TCDD effects on mRNAs for glucose transporters and glycolytic genes in CE liver and human primary hepatocytes.
a. CE were treated with TCDD or dioxane and after 24 hr livers were removed and total RNA was extracted and used to perform RT-qPCRs for chicken GLUTs (upper panel) and glycolytic enzymes (lower panel). b. Human primary hepatocytes were plated in a 12-well plate (0.6 million cells/well). After 24 hr they were treated with TCDD (10 nM) for a further 24 hr before being collected for total RNA extraction and analysis by RT-qPCR for human GLUTs (upper panel) and enzymes involved in glycolysis (lower panel). n = 3 replicates for each treatment group. Bar graphs show means ± SE. Differences between control (C) and TCDD-treated (T) groups was performed using t-test analysis.
Fig 5.
TCDD increases glycolytic hallmarks in the liver; NAD+ boosting normalizes glycolysis.
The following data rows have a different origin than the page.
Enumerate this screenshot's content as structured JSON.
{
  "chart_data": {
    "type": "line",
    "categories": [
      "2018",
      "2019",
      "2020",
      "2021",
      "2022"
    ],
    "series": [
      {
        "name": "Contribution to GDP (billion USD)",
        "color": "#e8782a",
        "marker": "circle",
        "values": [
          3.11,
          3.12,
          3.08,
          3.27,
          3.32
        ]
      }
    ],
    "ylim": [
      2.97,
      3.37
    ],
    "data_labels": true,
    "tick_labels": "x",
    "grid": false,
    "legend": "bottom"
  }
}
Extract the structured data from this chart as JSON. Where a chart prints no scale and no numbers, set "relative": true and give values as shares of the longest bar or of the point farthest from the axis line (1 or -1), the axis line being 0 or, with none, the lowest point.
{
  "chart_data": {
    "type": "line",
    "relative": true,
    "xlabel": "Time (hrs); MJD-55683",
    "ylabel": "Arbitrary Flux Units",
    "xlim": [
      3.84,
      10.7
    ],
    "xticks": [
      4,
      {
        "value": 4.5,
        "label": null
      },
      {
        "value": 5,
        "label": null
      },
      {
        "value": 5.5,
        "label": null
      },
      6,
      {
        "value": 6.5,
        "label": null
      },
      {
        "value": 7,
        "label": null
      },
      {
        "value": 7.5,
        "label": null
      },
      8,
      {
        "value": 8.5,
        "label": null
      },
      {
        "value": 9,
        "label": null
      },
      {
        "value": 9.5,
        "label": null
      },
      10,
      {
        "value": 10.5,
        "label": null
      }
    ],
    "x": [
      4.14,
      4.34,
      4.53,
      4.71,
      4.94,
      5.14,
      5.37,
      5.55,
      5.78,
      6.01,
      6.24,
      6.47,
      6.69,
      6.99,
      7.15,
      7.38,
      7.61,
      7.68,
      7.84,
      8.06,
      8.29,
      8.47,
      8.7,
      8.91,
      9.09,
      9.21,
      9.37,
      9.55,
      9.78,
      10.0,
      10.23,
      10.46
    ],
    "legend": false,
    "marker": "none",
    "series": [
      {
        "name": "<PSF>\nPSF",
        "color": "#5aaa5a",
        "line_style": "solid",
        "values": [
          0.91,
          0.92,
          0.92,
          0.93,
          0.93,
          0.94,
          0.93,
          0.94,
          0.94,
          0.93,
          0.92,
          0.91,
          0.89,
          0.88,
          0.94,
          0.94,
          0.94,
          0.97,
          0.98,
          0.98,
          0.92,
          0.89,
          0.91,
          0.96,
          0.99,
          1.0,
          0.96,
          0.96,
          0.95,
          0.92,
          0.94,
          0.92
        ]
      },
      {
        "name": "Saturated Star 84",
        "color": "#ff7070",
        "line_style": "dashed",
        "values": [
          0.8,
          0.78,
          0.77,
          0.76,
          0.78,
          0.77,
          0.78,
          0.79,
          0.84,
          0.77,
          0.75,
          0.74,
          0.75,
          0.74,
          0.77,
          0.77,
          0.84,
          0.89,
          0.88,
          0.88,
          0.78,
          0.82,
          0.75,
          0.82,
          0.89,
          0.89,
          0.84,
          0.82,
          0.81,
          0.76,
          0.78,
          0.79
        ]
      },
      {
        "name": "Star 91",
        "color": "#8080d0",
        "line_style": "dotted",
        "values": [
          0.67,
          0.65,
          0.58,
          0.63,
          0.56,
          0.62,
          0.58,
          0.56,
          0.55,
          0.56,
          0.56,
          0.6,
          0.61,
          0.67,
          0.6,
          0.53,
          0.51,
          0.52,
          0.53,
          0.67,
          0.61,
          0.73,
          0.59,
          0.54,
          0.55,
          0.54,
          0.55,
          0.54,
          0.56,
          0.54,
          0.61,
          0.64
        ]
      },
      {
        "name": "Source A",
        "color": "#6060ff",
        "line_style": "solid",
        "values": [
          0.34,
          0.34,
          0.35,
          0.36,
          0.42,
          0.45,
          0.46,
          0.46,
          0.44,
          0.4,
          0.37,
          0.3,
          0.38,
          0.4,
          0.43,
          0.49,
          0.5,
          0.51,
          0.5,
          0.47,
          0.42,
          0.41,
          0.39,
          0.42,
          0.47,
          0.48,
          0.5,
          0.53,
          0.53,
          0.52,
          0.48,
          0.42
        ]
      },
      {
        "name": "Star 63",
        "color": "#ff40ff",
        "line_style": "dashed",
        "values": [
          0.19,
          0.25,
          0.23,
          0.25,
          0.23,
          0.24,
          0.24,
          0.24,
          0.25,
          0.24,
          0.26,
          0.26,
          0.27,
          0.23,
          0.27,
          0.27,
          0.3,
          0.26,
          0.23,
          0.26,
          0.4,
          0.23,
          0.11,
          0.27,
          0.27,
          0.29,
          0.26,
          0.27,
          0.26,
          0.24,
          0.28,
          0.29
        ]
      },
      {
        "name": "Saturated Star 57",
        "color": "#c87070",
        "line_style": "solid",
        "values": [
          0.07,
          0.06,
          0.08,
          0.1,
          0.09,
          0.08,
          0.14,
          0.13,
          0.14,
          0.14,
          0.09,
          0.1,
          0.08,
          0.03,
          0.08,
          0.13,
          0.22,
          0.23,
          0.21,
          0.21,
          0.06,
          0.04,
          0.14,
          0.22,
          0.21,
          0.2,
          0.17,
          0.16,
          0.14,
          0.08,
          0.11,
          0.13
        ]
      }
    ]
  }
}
a. CE were treated with TCDD or solvent dioxane and after 24 hr livers were removed and hepatocytes were extracted and assayed for glucose uptake (a). Graph shows luminescence detected by a spectrophotometer over 1 hr period. Bar graph shows quantification of the effect of TCDD on glucose uptake. A representative experiment is shown (n = 4 replicates for each treatment group). b, Upper panels, Livers from CE treated with TCDD (24hr) or solvent (C) were homogenized in Laemli buffer and used for Western blotting with the indicated antibodies. Representative Western blots are shown (n = 3 independent experiments with 3 replicates for each treatment group in each experiment). The bar graph shows relative densitometry units for bands for pAKT over total AKT. Lower panels, Homogenates of livers from CE treated for 24 hr with TCDD or solvent were used for Western blotting with antibodies for HIF1A and beta-actin (30 μg of total protein/lane). c, Total RNA was extracted from livers of CE treated as above and RT-qPCR for IL7 was performed as described in Material and Methods. (n = 4; 3–5 replicates for each treatment group). d, Lactate release from hepatocytes extracted from livers of CE treated with TCDD for 24 hr with and without NR added for the last 4 hr of the TCDD treatment. Graph shows luminescence detected by a spectrophotometer over 1 hr. Bar graph shows quantification of effects of TCDD with or without NR on lactate release. A representative experiment is shown (n = 3–4 replicates for each treatment group; each treatment group contained pooled lymphocytes from 4–5 CE). e, GAPDH activity was measured as described in Material and Methods using lysates of livers from CE treated as described in d (n = 4 or 5 replicates for treatment group). f, CE hepatocytes were cultured and treated for 24 hr with TCDD (1nM). Extracellular Acidification Rate (ECAR) was measured by Seahorse technology as described in Material and Methods. Oxygen Consumption rate (OCR) was measured in the same conditions as ECAR. For all panels, bar graphs represent means ± SE. For a-c, differences between control (C) and TCDD-treated (T) groups was performed using t-test analysis. For d-f, one-way Anova analysis was used to calculate differences among the means and Tukey's honestly significant difference (HSD) test was used as a post hoc test.